Whether that is a traditional employee, a contractor, ex-pat or more, Payslip is providing this technology to companies with their feet on the ground in multiple countries.
The Ireland-based fintech provides a global payroll platform for high-growth multinational companies that are already using payroll across at least five countries, with most clients reporting somewhere between nine and 11.
While there are companies that provide back-end engines for these payroll processes, such as SAP, legacy systems can stall set-up. Instead, Payslip has focused on the front-end user experience and utilizes localized experts to handle the individual regulatory challenges of each country’s payroll systems.
In a recent interview with FinLedger, Payslip’s CEO and founder Fidelma McGuirk explained that while the company originally only handled traditional employees, it is now seeing a new wave of employment happening, ushering the fintech to find ways to develop new technology for this growing population of workers.
“Increasingly, these corporations have non-employees on their payroll as well, so employees of records, ex-pats, contractors and independent workers,” McGuirk told FinLedger.
“And really what they want to do is have a simple globalized and standardized way of managing all of the parallel processes across all the world, all those different kinds of workers, and that’s what they do on our platform. We enable them to standardize it and manage it in a unified way,” she said.
Founded in 2016, Payslip has seen growth through organic expansion, funding rounds and most recently the pandemic. The company raised €12M through three funding rounds, including a €1 million seed round co-led by Allied Irish Banks and Frontline Ventures in 2018.
Payslip’s most recent funding round was a €8.3 million Series A in March 2021, co-led by Middlegame Ventures and Mouro Capital.

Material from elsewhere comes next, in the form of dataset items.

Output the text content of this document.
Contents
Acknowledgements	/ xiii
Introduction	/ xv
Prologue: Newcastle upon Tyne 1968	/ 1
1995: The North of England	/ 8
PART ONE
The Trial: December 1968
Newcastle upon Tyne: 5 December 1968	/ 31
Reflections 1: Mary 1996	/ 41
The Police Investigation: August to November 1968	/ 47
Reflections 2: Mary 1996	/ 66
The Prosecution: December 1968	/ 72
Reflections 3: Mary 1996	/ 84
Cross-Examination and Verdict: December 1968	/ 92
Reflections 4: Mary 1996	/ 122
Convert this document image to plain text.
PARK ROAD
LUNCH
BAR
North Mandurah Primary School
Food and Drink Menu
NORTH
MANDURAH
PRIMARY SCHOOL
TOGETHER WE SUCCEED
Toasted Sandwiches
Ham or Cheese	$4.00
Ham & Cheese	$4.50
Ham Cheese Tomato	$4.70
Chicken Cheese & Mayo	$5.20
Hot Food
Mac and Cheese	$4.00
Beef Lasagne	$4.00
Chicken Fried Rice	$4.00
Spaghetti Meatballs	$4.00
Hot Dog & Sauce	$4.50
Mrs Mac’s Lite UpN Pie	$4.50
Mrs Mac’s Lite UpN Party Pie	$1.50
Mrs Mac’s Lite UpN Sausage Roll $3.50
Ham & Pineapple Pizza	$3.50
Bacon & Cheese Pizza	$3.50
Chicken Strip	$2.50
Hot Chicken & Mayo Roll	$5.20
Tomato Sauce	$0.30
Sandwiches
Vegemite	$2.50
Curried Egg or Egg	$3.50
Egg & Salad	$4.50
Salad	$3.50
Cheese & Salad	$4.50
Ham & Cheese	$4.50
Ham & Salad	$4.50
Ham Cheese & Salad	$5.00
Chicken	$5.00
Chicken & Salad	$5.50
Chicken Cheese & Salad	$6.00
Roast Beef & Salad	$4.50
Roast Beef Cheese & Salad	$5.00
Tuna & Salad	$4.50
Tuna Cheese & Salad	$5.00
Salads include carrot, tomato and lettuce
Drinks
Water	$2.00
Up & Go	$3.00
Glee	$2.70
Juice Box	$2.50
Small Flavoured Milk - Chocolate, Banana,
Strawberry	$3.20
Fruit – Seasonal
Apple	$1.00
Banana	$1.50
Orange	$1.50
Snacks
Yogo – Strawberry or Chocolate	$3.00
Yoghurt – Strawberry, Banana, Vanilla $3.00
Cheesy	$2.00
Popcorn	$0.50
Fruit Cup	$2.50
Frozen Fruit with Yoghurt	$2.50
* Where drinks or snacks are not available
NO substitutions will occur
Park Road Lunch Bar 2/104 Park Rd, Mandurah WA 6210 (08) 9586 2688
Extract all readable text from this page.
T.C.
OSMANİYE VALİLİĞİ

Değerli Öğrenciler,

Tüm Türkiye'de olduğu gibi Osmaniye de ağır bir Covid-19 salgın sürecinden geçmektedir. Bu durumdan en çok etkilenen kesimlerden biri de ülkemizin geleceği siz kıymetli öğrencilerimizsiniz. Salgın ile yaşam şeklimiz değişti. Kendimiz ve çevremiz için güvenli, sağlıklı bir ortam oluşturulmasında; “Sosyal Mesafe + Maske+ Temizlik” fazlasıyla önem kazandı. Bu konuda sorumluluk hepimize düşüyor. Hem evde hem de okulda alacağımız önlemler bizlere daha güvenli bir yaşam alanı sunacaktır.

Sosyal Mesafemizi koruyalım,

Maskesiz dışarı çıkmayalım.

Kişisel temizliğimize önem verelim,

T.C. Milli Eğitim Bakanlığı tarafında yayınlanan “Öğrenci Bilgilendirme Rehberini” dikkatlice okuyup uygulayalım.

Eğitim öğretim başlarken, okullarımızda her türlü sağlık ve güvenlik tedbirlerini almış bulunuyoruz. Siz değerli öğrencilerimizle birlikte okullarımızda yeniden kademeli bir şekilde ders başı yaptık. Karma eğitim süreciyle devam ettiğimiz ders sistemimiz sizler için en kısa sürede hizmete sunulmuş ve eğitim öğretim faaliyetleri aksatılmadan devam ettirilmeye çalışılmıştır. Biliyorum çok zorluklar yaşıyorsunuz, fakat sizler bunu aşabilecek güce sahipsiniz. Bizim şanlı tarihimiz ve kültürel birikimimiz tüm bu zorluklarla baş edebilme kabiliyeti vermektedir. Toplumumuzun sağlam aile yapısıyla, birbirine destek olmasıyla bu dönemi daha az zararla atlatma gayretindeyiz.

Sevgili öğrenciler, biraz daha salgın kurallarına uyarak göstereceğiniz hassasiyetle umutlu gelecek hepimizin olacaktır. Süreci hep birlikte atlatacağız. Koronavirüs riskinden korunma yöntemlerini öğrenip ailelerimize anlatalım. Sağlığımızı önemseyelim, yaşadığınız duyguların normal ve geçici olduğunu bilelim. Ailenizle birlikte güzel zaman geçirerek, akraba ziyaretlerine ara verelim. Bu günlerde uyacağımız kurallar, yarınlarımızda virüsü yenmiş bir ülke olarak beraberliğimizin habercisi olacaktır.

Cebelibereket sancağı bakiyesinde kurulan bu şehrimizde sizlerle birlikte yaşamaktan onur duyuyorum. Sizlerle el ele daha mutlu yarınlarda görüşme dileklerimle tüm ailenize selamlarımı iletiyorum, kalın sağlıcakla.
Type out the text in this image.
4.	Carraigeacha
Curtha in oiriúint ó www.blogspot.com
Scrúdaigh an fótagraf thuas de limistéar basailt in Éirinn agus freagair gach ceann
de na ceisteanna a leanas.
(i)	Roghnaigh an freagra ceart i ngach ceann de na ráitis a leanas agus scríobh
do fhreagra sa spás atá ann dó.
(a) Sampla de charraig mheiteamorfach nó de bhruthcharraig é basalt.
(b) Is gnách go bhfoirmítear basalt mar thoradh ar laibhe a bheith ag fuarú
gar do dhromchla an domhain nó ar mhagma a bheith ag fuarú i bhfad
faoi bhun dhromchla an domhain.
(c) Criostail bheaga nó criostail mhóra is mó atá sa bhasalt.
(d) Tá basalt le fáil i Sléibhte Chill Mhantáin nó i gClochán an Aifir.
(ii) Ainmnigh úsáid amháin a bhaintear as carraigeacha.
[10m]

McGuirk sid that funding has been used to expand product and integration engineering teams, with a new base across Spain, as well as for investing in sales and marketing teams.
Compared to traditional payroll companies, which operate in a siloed manner, Payslip operates with a non-centralized structure that allows the regulatory compliance measures of individual countries to be overlaid onto its global payroll framework.
“We’ve extracted a global standard of how to manage your process, while still having lots of flexibility underneath it, and we have those global standardizations for both data and also for process,” McGuirk said.
“So we set up data structures at the very start for our customer implementation across the big countries, and the small countries, that align so after that, every country that gets set up, the data set comes in and all of its local country richness, but it gets boxed off into the global categories.”
Payslip’s focus now is providing new technology for these new worker types to be rolled out in the third and fourth quarters of 2021.
“We’re also building out new modules for enhanced vendor management, so that it gives a really good ‘Trustpilot’ type indication to our customers of how their vendors rack up against other vendors on the platform and in the market,” she said, also looking forward to new products Payslip is working on.
“We’re nearly finished choosing a payments partner. We’re looking now at those last mile of downstream processes that have to happen for payroll to be successful,” McGuirk said.
McGuirk says that Payslip’s payments integration are set to go live at the end of 2021 and early 2022, and says it will include some payment processors that are already working as key disruptors in the fintech space. She also noted the company has two large enterprise companies going live with their product in the next year – one having 170,000 members across 25 countries and another having 44,000 people across 38 countries.
“Many of our customers have not centralized their payments and their treasury, and they incur high costs for a country and centrally on that. By integrating with at least one if not two payment partners, they’ll be able to press a button and then the data will be used for that last purpose, as well as all the other purposes on reporting and insights.”